7/10
A PATCH OF BLUE (Guy Green, 1965) ***
17 February 2014
This is another film I missed out on countless times over the years before acquiring it, and I now chose to watch it during this year's Oscar season, since it emerged the winner of the Best Supporting Actress statuette for Shelley Winters' typically raucous performance; interestingly, though billed after her, Elizabeth Hartman was nominated in the Best Actress category (but she is clearly the protagonist here, even more so than nominal lead Sidney Poitier)! While it received three other well-deserved nods for Robert Burks' expressive cinematography (in monochrome and widescreen), Jerry Goldsmith's beautiful score (perhaps more than the movie was worthy of!) and the art direction/set decoration, it is telling that this fared rather better at the Golden Globes (despite Winters herself not being nominated!) – where Hartman won for Most Promising Newcomer and the picture itself, Poitier and Guy Green for both script and direction also got recognition.

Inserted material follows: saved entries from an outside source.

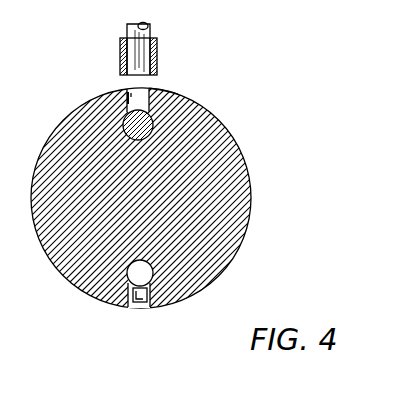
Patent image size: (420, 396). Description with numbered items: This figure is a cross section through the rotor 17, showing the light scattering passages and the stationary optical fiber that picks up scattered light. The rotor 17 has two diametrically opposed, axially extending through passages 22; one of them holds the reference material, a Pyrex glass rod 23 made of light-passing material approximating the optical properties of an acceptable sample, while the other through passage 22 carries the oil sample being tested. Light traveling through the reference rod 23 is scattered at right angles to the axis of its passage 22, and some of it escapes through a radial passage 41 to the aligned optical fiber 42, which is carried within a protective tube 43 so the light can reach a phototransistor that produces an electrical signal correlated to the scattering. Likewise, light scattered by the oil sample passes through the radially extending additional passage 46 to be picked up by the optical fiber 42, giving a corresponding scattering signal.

The rotor 17 is at (223, 180).
The through passage 22 is at (151, 114).
The Pyrex glass rod 23 is at (180, 93).
The radial passage 41 is at (125, 93).
The optical fiber 42 is at (143, 32).
The protective tube 43 is at (120, 60).
The radially extending additional passage 46 is at (150, 307).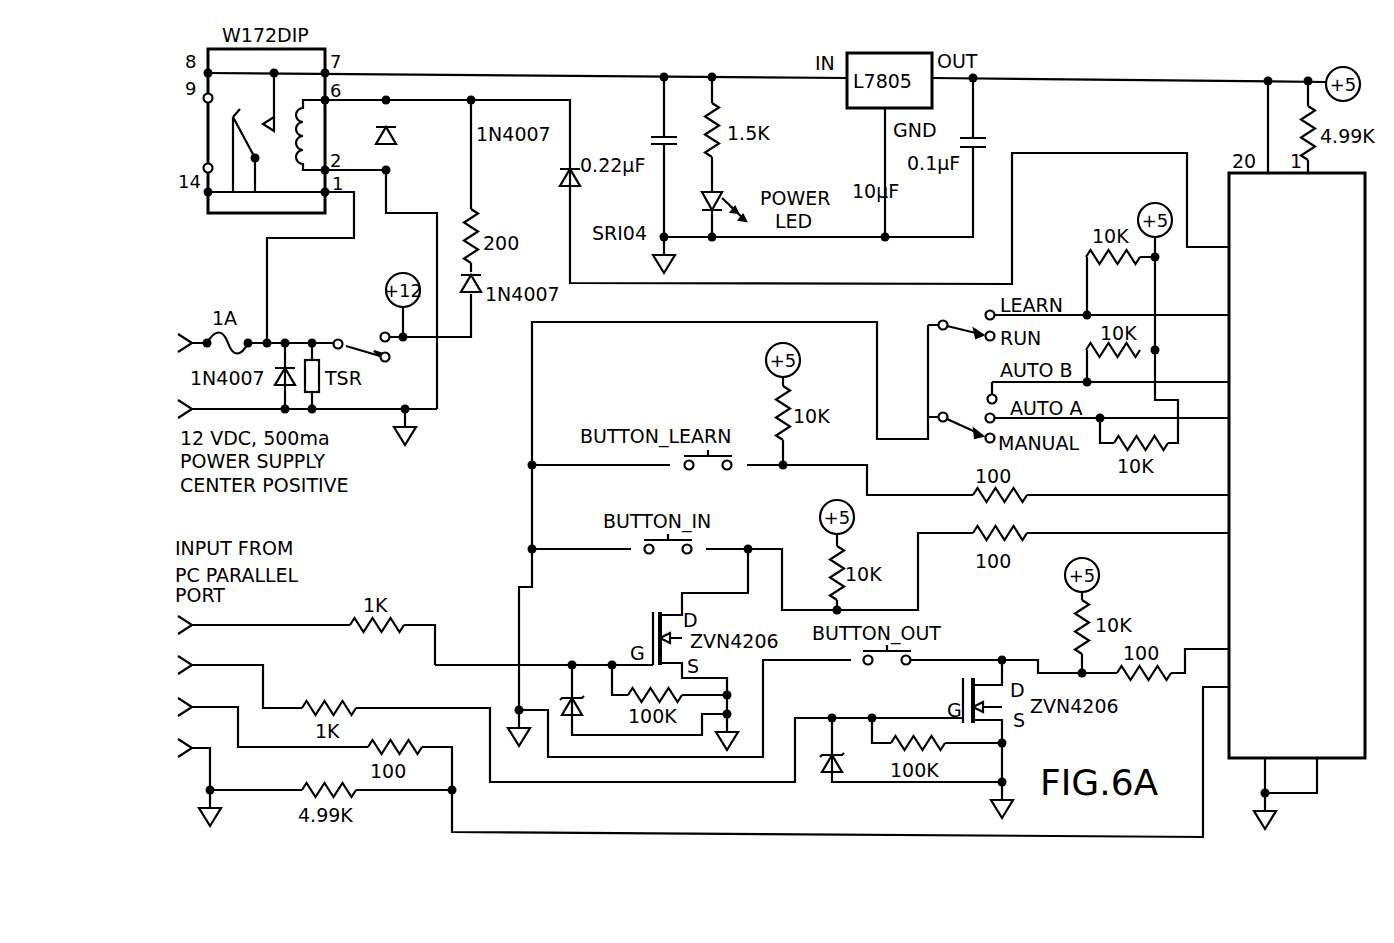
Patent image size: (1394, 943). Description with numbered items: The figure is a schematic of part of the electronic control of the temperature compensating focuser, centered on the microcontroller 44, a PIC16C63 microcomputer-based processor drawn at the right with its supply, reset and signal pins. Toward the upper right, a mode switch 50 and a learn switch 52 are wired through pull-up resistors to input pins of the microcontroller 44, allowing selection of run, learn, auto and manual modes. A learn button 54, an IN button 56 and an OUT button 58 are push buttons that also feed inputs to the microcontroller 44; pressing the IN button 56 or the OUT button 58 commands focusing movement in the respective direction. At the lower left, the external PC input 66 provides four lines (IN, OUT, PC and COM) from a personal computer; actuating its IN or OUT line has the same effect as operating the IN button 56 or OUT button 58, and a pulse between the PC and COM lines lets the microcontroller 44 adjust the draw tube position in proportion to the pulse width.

The microcontroller 44 is at (1228, 198).
The mode switch 50 is at (950, 412).
The learn switch 52 is at (947, 320).
The learn button 54 is at (718, 462).
The IN button 56 is at (670, 553).
The OUT button 58 is at (888, 664).
The external PC input 66 is at (250, 658).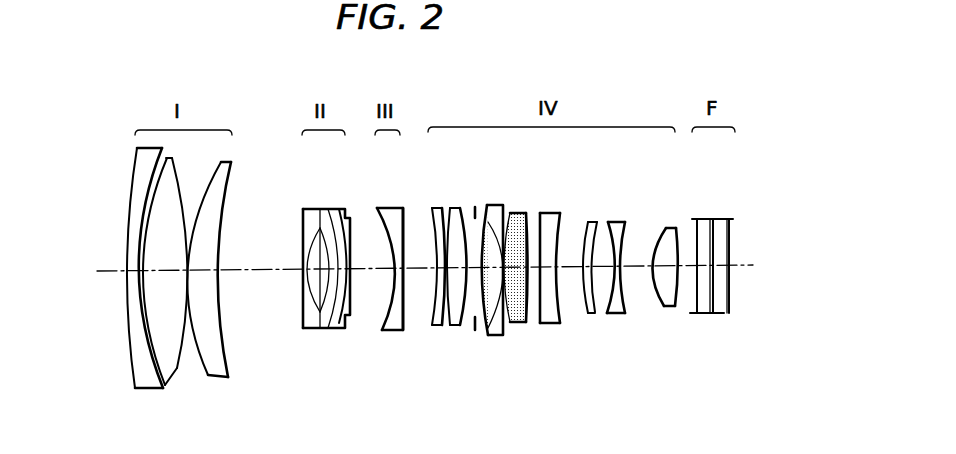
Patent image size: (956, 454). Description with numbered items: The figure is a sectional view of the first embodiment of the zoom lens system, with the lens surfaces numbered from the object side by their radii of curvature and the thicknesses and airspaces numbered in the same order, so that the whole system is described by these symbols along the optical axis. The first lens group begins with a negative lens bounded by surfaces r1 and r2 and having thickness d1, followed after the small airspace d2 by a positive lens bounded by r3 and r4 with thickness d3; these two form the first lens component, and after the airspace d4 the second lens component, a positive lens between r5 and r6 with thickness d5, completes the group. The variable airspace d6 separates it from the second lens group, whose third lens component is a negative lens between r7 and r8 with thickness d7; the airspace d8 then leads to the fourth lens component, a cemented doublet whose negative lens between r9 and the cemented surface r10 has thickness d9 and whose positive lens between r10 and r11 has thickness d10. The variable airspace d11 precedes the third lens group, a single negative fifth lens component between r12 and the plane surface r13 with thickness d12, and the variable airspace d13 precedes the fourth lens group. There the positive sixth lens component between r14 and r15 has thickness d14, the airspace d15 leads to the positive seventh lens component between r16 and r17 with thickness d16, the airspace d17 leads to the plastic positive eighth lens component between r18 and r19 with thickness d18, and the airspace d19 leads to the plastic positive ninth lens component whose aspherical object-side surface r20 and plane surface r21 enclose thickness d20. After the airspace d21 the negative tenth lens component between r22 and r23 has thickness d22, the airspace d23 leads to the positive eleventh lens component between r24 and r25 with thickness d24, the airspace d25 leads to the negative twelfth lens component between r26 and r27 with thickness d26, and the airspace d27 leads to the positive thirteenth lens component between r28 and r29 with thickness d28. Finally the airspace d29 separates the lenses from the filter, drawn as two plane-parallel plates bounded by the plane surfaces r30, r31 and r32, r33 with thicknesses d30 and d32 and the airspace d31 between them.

The thickness of the first lens d1 is at (130, 258).
The airspace between the first and second lenses d2 is at (141, 245).
The thickness of the second lens d3 is at (150, 218).
The airspace between the first and second lens components d4 is at (189, 252).
The thickness of the third lens d5 is at (218, 240).
The variable airspace between the first and second lens groups d6 is at (245, 264).
The thickness of the fourth lens d7 is at (300, 260).
The airspace between the third and fourth lens components d8 is at (313, 254).
The thickness of the fifth lens d9 is at (324, 240).
The thickness of the sixth lens d10 is at (334, 252).
The variable airspace between the second and third lens groups d11 is at (343, 252).
The thickness of the seventh lens d12 is at (366, 252).
The variable airspace between the third and fourth lens groups d13 is at (392, 252).
The thickness of the eighth lens d14 is at (408, 252).
The airspace between the sixth and seventh lens components d15 is at (422, 252).
The thickness of the ninth lens d16 is at (436, 252).
The airspace between the seventh and eighth lens components d17 is at (446, 252).
The thickness of the tenth lens d18 is at (462, 252).
The airspace between the eighth and ninth lens components d19 is at (488, 252).
The thickness of the eleventh lens d20 is at (500, 252).
The airspace between the ninth and tenth lens components d21 is at (516, 252).
The thickness of the twelfth lens d22 is at (535, 252).
The airspace between the tenth and eleventh lens components d23 is at (548, 252).
The thickness of the thirteenth lens d24 is at (575, 252).
The airspace between the eleventh and twelfth lens components d25 is at (588, 252).
The thickness of the fourteenth lens d26 is at (600, 252).
The airspace between the twelfth and thirteenth lens components d27 is at (613, 252).
The thickness of the fifteenth lens d28 is at (642, 252).
The airspace between the thirteenth lens component and the filter d29 is at (704, 222).
The thickness of the first filter plate d30 is at (711, 225).
The airspace between the filter plates d31 is at (720, 222).
The thickness of the second filter plate d32 is at (729, 224).
The object-side surface of the first lens r1 is at (136, 390).
The image-side surface of the first lens r2 is at (155, 389).
The object-side surface of the second lens r3 is at (167, 385).
The image-side surface of the second lens r4 is at (178, 369).
The object-side surface of the third lens r5 is at (210, 377).
The image-side surface of the third lens r6 is at (228, 379).
The object-side surface of the fourth lens r7 is at (303, 330).
The image-side surface of the fourth lens r8 is at (312, 318).
The object-side surface of the cemented doublet r9 is at (325, 316).
The cemented surface of the fourth lens component r10 is at (338, 328).
The image-side surface of the cemented doublet r11 is at (350, 324).
The object-side surface of the fifth lens component r12 is at (382, 332).
The image-side surface of the fifth lens component r13 is at (403, 331).
The object-side surface of the sixth lens component r14 is at (432, 327).
The image-side surface of the sixth lens component r15 is at (442, 327).
The object-side surface of the seventh lens component r16 is at (450, 327).
The image-side surface of the seventh lens component r17 is at (461, 327).
The object-side surface of the eighth lens component r18 is at (490, 337).
The image-side surface of the eighth lens component r19 is at (502, 336).
The aspherical object-side surface of the ninth lens component r20 is at (527, 324).
The image-side surface of the ninth lens component r21 is at (541, 325).
The object-side surface of the tenth lens component r22 is at (560, 325).
The image-side surface of the tenth lens component r23 is at (588, 315).
The object-side surface of the eleventh lens component r24 is at (596, 314).
The image-side surface of the eleventh lens component r25 is at (608, 315).
The object-side surface of the twelfth lens component r26 is at (625, 315).
The image-side surface of the twelfth lens component r27 is at (664, 308).
The object-side surface of the thirteenth lens component r28 is at (675, 308).
The image-side surface of the thirteenth lens component r29 is at (697, 315).
The object-side surface of the first filter plate r30 is at (710, 315).
The image-side surface of the first filter plate r31 is at (713, 315).
The object-side surface of the second filter plate r32 is at (727, 315).
The image-side surface of the second filter plate r33 is at (730, 315).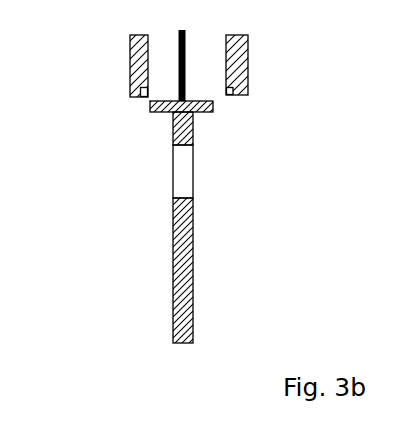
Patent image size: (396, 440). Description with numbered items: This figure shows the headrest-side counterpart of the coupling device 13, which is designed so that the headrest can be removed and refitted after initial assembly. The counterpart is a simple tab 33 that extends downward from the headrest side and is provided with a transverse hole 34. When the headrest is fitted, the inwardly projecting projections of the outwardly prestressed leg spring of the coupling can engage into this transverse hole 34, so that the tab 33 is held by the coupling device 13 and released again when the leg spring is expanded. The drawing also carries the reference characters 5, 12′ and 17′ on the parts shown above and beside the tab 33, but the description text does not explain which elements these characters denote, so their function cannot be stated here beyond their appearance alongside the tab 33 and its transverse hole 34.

The holder / guide blocks 5 is at (235, 47).
The wire / rod 12′ is at (190, 62).
The plate 17′ is at (183, 100).
The coupling device 13 is at (176, 211).
The transverse hole 34 is at (182, 177).
The tab 33 is at (178, 280).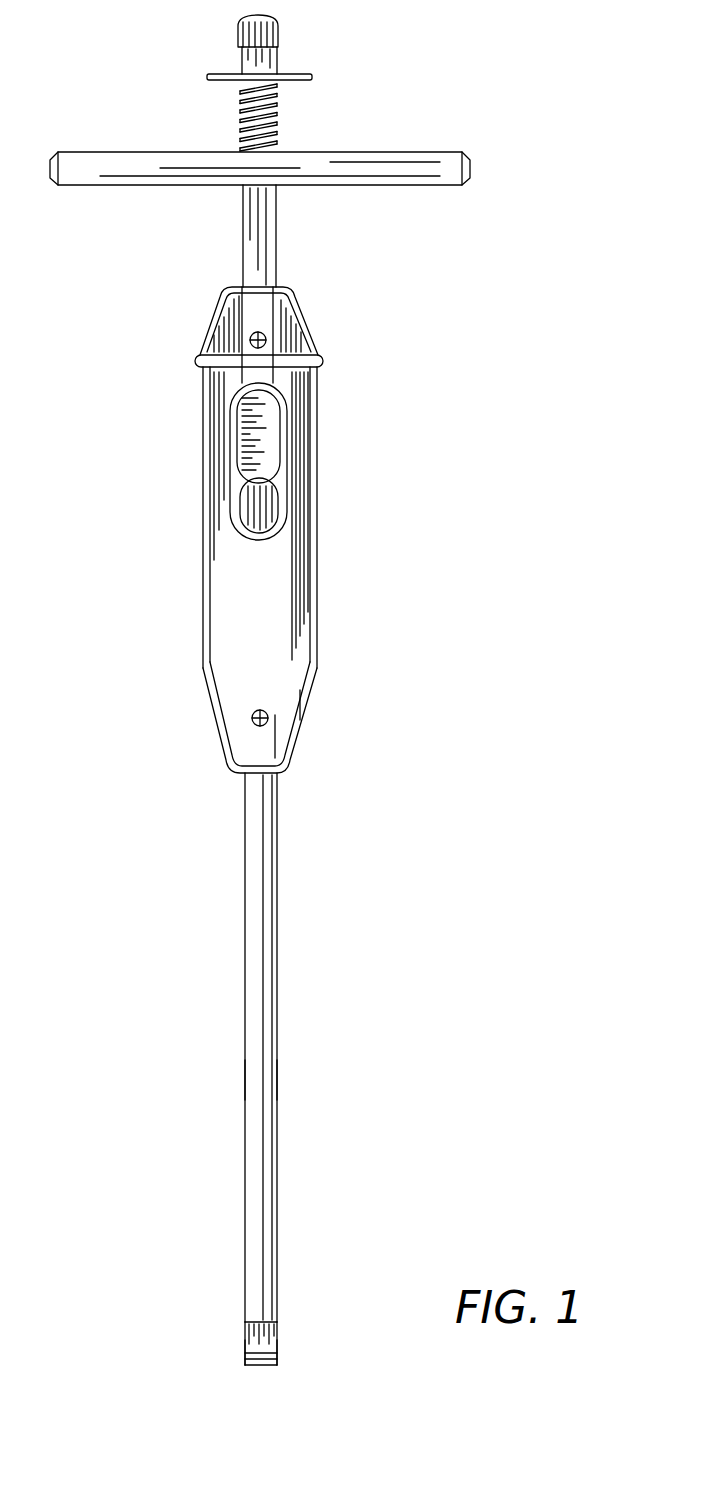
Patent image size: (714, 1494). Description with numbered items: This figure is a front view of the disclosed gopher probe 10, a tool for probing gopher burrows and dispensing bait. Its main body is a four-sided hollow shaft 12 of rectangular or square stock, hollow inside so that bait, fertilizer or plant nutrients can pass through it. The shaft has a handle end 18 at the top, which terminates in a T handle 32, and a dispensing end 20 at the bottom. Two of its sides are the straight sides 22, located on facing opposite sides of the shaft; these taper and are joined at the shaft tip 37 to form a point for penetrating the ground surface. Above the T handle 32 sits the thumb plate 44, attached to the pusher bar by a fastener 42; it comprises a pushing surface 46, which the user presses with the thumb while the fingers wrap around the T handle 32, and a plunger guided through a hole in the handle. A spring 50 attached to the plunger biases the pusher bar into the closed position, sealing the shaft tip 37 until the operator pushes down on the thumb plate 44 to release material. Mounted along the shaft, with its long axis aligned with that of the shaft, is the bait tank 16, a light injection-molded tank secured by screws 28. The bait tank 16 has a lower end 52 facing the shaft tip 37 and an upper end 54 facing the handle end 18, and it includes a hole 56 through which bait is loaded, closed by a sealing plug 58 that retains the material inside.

The narrative involves an uneducated blind girl (also emotionally abused by her mother and perennially drunk grandfather Wallace Ford) being befriended by an erudite black man she meets at the park. While he consciously keeps a step back, knowing his colour might ultimately prove a problem to their relationship, she falls hard for him since no such attention was ever lended to her before (other than by a black girl friend, whom she was then prevented from seeing anymore by her slutty, racist mom). Flashbacks are effectively interspersed portraying the heroine's sexual assault by a client of her mother's and the tragic childhood accident (caused by Winters herself) that left Hartman deprived of her eyesight. As can be gleaned from this plot line, the film is melodrama with all the stops out – yet the handling is reasonably sensitive throughout, especially in Poitier's patient nurturing of Hartman, which eventually sees her attain independence and even enlist for proper schooling; for the actor, this was something of a dry run for the more popular GUESS WHO'S COMING TO DINNER (1967).

Following a distinguished career as a cinematographer (being rewarded with an Oscar for lensing David Lean's GREAT EXPECTATIONS {1946}), Green's directorial output started off modestly but gradually grew in stature and respect; he demonstrated a particular affinity with 'social problem' dramas: apart from the film under review (typical of this era in cinema, the meaning of its retitling from the source material is only casually referenced!), he dealt with the stigmas society places on being a sex offender and mental health in THE MARK (1961) and LIGHT IN THE PIAZZA (1962; another movie I ought to get down and watch one of these days) respectively.